= Memorial to the victims of the Shoah =

Holocaust memorial in Luxembourg

The Memorial to the Victims of the Shoah (lux.: Mémorial de la déportation juive) was inaugurated on 17 June 2018 in the city of Luxembourg. The monument commemorates the persecution, deportation and murder of native Jews and those who fled to Luxembourg during the National Socialist dictatorship. The 17th of June 2018 was chosen for the inauguration because 75 years earlier, on the 17th of June 1943, the last deportation train with Jews had left Luxembourg, and the location, Boulevard Roosevelt, because the first synagogue of Luxembourg existed nearby.

== Monument and commemorative plaque ==
The sculpture by the Franco-Israeli artist Shelomo Selinger is intended to be both monument and memorial to the same person and to remind the Jewish population of the inhumanity of the Nazis and to contribute to the fact that such crimes must never be repeated.

The monument was erected on Roosevelt Boulevard between the cathedral and the former monastery of St. Sophia. The State and the City of Luxembourg paid a total of 325,000 Euros for this monument. The monument is made of grey-pink granite.

Following the inauguration of the Schoah monument, a plaque in Luxembourgish and French was unveiled in the vestibule of the train station, commemorating the deportation trains during the Second World War: “Erënner Dech beim Laanschtgoen drun, datt vun 1941 bis 1943 vun dëser Gare 658 jiddesch Männer, Fraen a Kanner an d'Nazi Ghettoen a Lager déportéiert goufen, wou si kalbliddeg ëmbruecht gi sin.“

== History ==

The permanent presence of Jews in Luxembourg has been documented since 1276. There is said to have been a first settlement in front of the Sankt-Ulrich-Tor. The Jewish cemetery in Clausen was built in 1817 and in 1823 at the Seminargässl behind the cathedral (see Ons Stad Nr. 25 of 1987) the first synagogue was solemnly inaugurated. It was built in Moorish-Byzantine style according to the plans of Professor Levi from Karlsruhe. After years of searching a new synagogue at the corner of Rue Aldringen - Rue Notre Dame could be moved into in 1894. This synagogue was destroyed by the Nazis in autumn 1943.
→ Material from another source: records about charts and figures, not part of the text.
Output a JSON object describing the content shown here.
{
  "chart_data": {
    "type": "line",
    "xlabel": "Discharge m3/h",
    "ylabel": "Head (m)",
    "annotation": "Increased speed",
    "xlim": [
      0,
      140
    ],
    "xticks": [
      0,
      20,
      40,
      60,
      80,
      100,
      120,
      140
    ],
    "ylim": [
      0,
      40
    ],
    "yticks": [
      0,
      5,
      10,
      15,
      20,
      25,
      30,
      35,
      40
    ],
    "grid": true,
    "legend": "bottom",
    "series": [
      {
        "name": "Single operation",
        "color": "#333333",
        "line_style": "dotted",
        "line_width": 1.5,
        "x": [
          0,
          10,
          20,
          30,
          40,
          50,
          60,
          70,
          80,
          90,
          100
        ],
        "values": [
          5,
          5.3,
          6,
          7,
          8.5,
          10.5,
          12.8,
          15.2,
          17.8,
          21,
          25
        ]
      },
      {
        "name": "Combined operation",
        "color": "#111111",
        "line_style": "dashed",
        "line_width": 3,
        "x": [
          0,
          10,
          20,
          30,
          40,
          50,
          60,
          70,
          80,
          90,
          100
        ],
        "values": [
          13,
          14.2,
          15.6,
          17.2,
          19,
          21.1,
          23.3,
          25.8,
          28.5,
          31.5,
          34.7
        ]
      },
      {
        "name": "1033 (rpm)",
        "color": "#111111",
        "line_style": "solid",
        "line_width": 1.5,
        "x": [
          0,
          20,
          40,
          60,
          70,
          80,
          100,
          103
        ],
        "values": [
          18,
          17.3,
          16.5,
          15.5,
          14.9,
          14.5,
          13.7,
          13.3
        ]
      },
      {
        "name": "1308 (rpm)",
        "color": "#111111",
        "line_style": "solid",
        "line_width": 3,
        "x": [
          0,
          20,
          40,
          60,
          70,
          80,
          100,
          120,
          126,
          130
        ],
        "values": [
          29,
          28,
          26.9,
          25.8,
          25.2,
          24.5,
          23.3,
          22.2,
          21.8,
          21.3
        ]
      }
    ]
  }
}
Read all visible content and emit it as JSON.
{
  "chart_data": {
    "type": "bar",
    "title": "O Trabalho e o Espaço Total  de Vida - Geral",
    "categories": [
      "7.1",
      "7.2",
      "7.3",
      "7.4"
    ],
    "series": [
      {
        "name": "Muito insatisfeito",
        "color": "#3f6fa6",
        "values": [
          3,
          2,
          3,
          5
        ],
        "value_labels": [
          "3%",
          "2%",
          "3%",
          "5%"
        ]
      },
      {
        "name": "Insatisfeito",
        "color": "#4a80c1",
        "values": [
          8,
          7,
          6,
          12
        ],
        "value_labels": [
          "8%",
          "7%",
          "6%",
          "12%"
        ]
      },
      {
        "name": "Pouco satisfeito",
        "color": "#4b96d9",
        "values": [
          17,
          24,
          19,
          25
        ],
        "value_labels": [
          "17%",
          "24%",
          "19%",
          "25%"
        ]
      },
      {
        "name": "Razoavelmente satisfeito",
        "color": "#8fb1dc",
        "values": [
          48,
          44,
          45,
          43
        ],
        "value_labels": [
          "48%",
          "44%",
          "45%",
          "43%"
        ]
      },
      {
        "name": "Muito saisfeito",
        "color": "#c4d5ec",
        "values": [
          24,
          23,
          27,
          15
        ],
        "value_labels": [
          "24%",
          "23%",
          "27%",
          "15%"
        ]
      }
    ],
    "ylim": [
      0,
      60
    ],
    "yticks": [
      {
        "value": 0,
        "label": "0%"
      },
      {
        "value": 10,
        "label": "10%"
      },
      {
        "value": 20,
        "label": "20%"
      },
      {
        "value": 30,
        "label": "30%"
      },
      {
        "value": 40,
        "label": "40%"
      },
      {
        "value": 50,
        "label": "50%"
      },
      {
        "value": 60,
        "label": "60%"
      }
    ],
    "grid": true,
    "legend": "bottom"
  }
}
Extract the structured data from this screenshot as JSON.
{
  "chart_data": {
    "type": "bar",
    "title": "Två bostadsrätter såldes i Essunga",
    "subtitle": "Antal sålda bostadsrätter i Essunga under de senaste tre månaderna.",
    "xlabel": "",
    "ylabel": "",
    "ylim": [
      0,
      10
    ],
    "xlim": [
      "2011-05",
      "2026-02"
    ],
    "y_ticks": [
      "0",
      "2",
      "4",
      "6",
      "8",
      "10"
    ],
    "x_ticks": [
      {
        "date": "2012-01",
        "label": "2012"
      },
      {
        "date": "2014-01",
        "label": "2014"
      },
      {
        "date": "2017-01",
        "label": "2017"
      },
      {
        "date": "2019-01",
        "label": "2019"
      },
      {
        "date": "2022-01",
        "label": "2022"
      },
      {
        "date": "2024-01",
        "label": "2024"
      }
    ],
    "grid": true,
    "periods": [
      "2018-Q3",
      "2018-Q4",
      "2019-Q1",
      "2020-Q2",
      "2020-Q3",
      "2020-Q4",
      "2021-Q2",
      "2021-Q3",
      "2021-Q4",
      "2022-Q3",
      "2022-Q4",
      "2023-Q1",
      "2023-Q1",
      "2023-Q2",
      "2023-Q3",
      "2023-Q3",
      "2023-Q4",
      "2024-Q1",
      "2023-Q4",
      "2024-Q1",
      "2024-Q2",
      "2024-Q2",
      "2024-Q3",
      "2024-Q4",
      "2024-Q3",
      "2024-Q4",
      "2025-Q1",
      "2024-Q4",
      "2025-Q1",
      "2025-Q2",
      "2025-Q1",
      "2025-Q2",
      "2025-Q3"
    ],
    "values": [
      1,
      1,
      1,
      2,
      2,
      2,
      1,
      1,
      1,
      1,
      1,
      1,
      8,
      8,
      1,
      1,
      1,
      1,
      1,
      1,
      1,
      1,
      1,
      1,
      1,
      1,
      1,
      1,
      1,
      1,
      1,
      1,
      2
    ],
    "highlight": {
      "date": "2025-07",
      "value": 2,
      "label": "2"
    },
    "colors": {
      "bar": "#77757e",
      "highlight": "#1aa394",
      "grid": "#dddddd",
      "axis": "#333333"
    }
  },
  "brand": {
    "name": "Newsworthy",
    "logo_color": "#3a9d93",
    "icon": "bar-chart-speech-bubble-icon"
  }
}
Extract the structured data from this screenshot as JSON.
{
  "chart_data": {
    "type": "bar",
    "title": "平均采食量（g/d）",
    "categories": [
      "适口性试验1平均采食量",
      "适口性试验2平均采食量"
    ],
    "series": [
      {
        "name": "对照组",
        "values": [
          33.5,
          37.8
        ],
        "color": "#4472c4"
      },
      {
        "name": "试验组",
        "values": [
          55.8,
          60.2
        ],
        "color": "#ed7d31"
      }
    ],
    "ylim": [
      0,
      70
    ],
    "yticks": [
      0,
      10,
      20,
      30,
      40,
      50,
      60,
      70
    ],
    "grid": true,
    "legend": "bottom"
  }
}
In 1927 a total of 1,771 people of Jewish descent were in Luxembourg, by 1935 there were 3,144, 870 of whom were of Luxembourg nationality. In 1940, about 3700 Jews (about one percent of the total population) lived in Luxembourg. Of the 3,700 Jews living in Luxembourg, only about 2,500 survived.

From 16 October 1941 to 17 June 1943, 658 Jewish women, men and children were deported in seven transports.

In 1969, on the initiative of the "Comité Auschwitz Luxembourg", a monument in honour of the Shoa victims was erected in Fünfbrunnen. It consists of granite stones broken by prisoners in the Natzweiler-Struthof concentration camp during the war. The monument depicts a tortured Person.

In 2012, the Luxembourg government under Jean-Claude Juncker commissioned the University of Luxembourg to draw up a report on the role of the Luxembourg administration during the Second World War. According to the Artuso report, 1,300 Jews living in Luxembourg in 1940 were deported to death camps.

In 2013, MemoShoah, one of the associations actively involved in historical recollection work, was founded. Chairman: Henri Juda.

On 9 June 2015, the Luxembourg Parliament adopted a motion for a resolution and apologised to the Jewish community of Luxembourg for the suffering inflicted upon it during the Nazi occupation of Germany.

The monument was inaugurated on 17 June 2018 in the presence of Grand Duke Henri and his wife Maria Teresa. Speeches were given by the Mayor of the City of Luxembourg, Lydie Polfer, the President of the Consistoire israélite de Luxembourg, Albert Aflalo, and the Prime Minister of Luxembourg, Xavier Bettel.

== Fondation Shoah ==
With the erection of the monument, a foundation (Fondatioun Shoah) was also set up, which received a foundation capital of 250,000 euros from the Luxembourg state.